Sociologist and activist Bianca Mabute-Louie has wrestled with a conundrum for her entire life: Is it better to assimilate into mainstream American culture, or embrace one’s own heritage and, thus, stand out? In her scholarly yet personal book, Unassimilable: An Asian Diasporic Manifesto for the 21st Century, Mabute-Louie finds these options to be a false binary. Twining memoiristic reflections with Asian American political and cultural history, her book proposes a third, freeing alternative: becoming unassimilable.
Mabute-Louie grew up in California’s San Gabriel Valley, an “ethnoburb” rich in Chinese groceries, language academies, churches and small businesses. She describes her popo (maternal grandmother) moving to the area from Hong Kong after a stressful divorce in her 70s. Able to speak Cantonese, prepare her favorite foods and make new friends in California thanks to the robust Chinese community, Mabute-Louie’s popo quickly thrived. “My popo and the ethnoburb demonstrate that we can create our own power and belonging without learning English, participating in White institutions, and Americanizing,” she writes. “But it is a communal endeavor, one that requires everybody’s imagination and care.” Rather than an act of individualism, unassimilability is an “interdependent community of popos finding each other.”

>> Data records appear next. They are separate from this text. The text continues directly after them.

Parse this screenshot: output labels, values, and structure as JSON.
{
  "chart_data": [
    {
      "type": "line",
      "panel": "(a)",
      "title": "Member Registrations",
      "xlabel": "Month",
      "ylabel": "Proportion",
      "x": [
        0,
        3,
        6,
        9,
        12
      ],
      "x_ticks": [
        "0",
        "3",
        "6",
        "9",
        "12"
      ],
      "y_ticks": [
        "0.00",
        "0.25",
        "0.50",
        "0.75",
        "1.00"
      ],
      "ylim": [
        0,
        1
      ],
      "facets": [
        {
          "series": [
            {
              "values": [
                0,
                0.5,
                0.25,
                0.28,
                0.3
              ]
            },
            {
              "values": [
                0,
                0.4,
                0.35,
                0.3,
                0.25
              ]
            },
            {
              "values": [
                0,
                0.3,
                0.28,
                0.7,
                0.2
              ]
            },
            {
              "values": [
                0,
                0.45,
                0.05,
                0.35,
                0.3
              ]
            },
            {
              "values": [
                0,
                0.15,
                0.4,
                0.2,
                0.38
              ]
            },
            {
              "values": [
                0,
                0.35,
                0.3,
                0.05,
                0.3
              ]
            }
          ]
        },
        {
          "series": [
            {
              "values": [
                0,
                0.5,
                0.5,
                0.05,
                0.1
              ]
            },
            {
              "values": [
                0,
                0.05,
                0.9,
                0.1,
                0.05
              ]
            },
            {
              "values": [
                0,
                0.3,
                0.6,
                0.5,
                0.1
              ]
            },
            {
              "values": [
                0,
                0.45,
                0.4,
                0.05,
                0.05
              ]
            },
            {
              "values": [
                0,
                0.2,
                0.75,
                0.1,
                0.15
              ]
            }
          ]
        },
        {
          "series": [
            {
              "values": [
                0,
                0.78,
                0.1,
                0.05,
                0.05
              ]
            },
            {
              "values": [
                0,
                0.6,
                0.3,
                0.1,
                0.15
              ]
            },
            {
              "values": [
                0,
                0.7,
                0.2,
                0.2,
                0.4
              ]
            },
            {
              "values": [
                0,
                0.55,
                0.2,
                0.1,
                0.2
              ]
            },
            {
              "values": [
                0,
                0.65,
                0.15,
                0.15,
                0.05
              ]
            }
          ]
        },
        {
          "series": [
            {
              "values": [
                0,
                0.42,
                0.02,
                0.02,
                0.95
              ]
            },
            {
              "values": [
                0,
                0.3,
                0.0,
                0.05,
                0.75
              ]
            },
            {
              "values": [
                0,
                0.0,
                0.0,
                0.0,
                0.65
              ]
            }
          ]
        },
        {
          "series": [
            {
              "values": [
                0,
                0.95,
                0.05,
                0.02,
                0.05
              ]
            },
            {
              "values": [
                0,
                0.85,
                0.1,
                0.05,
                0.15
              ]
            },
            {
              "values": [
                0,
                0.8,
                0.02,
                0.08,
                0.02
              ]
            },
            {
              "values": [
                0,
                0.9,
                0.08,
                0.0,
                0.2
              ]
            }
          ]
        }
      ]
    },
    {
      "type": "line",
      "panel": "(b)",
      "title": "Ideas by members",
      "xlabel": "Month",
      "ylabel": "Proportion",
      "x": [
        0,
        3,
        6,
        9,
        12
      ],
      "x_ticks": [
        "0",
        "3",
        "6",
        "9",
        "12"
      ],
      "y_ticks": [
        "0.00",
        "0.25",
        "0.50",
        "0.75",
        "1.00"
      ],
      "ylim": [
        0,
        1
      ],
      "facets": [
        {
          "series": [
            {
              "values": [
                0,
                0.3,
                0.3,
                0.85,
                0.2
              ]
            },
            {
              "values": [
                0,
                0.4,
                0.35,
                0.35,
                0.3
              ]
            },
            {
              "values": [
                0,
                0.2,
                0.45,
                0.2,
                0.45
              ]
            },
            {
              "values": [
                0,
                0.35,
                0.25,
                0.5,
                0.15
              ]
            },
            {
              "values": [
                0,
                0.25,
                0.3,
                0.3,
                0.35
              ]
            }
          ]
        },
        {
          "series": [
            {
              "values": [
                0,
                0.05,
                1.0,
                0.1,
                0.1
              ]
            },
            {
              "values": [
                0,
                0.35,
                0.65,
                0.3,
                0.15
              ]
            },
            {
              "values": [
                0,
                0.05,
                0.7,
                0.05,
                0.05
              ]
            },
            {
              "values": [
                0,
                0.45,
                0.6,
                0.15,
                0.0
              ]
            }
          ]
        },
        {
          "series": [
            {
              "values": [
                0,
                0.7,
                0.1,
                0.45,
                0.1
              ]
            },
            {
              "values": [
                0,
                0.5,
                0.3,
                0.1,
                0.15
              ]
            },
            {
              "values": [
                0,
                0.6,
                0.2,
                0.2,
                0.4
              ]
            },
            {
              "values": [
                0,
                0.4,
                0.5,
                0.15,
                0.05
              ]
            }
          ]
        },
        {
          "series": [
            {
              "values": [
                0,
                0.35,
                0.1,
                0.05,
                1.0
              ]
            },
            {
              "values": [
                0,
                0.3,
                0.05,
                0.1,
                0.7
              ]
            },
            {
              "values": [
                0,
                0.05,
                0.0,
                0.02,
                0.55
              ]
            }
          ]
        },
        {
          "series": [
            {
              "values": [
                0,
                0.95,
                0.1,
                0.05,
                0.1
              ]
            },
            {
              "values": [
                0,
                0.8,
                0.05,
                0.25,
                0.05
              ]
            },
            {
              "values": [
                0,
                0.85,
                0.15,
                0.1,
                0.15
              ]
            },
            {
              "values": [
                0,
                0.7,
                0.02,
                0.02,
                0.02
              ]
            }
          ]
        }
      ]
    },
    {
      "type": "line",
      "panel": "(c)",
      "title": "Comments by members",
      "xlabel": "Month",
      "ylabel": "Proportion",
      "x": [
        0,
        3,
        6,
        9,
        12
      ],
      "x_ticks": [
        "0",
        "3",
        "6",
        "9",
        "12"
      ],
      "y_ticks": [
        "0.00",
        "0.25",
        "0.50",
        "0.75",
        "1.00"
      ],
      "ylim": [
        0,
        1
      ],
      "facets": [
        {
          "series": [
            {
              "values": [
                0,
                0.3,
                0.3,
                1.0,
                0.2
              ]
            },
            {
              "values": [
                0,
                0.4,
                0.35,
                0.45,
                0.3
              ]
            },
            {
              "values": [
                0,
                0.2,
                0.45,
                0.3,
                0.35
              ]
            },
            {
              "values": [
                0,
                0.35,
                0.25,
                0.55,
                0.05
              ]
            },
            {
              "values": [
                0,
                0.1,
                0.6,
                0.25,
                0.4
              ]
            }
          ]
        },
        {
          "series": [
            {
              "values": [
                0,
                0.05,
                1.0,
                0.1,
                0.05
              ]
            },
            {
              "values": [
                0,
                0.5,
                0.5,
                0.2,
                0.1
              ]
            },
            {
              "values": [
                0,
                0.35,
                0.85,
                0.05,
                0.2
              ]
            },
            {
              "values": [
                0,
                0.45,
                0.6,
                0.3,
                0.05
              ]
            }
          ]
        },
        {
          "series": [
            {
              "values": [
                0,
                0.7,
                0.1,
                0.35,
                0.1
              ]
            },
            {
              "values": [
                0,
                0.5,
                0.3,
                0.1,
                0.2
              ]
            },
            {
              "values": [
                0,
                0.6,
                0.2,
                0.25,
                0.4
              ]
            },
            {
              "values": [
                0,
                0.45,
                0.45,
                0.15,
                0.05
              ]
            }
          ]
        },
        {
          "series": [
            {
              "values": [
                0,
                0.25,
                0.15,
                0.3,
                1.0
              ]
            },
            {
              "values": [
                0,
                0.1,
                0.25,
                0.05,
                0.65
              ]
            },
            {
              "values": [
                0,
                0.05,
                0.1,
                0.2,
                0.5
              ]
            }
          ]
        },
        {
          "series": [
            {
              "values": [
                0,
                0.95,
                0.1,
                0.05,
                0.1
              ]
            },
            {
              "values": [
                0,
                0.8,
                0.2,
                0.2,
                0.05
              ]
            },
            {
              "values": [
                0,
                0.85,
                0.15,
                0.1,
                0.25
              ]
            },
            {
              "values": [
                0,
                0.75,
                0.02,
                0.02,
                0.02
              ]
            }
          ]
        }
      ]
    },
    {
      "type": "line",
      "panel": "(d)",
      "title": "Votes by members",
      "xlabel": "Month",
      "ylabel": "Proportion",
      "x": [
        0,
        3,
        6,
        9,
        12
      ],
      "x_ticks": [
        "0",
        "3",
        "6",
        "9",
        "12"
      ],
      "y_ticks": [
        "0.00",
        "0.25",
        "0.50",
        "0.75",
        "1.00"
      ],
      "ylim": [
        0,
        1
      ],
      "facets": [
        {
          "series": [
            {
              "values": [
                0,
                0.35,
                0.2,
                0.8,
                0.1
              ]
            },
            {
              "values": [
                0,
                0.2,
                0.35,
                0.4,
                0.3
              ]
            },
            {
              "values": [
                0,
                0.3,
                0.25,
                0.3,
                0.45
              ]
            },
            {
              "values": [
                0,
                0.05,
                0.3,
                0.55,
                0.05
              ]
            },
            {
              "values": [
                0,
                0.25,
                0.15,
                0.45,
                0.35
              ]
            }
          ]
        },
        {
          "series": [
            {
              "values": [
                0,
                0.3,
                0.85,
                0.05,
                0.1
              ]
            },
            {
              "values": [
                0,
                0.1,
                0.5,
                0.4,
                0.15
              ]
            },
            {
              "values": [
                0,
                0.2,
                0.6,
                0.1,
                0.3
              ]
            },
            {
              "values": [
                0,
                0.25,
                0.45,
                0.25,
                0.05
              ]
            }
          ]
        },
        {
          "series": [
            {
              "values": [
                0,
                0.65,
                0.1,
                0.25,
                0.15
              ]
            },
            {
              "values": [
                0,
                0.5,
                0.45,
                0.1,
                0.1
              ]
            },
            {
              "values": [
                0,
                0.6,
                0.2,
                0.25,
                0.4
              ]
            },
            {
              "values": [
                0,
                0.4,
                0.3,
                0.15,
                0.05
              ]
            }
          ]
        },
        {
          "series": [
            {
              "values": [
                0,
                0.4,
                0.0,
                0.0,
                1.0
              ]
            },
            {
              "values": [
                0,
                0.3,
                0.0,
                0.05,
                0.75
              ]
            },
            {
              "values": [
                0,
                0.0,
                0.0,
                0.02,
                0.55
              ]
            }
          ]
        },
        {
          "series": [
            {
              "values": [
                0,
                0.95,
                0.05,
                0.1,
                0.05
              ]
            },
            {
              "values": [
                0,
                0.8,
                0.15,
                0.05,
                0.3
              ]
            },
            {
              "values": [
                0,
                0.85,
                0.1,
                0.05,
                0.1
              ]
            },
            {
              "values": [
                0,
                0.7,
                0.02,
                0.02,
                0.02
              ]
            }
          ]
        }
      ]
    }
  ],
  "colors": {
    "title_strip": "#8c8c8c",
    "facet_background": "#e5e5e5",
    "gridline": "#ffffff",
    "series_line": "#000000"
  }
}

The author builds her book’s central case by describing her personal experience coming to racial consciousness, and discussing key selections from Asian American history and culture. She details the contrast between her ethnoburb and her largely white private school, her complex relationship with Chinese American Christian culture, and the liberatory framework she found for herself in academia through Ethnic Studies. The interspersed Asian American history ranges from American immigration quotas and bans during World War II, to the origins of the “model minority” stereotype, to fights over affirmative action’s value and impact on Asian students, to political conflicts both among broader communities of color and within Asian communities. At each chapter’s end, the author’s illustrations and comics provide bonus reflections.
Mabute-Louie shows how being unassimilable provides opportunity for wholeness, mission and community. “I am not ‘torn between two cultures,’ as they say, because I occupy a third space in the diaspora,” Mabute-Louie writes, “from where a collective identity emerges that is neither repulsed by foreignness nor longing for Whiteness, but adamantly unassimilable.”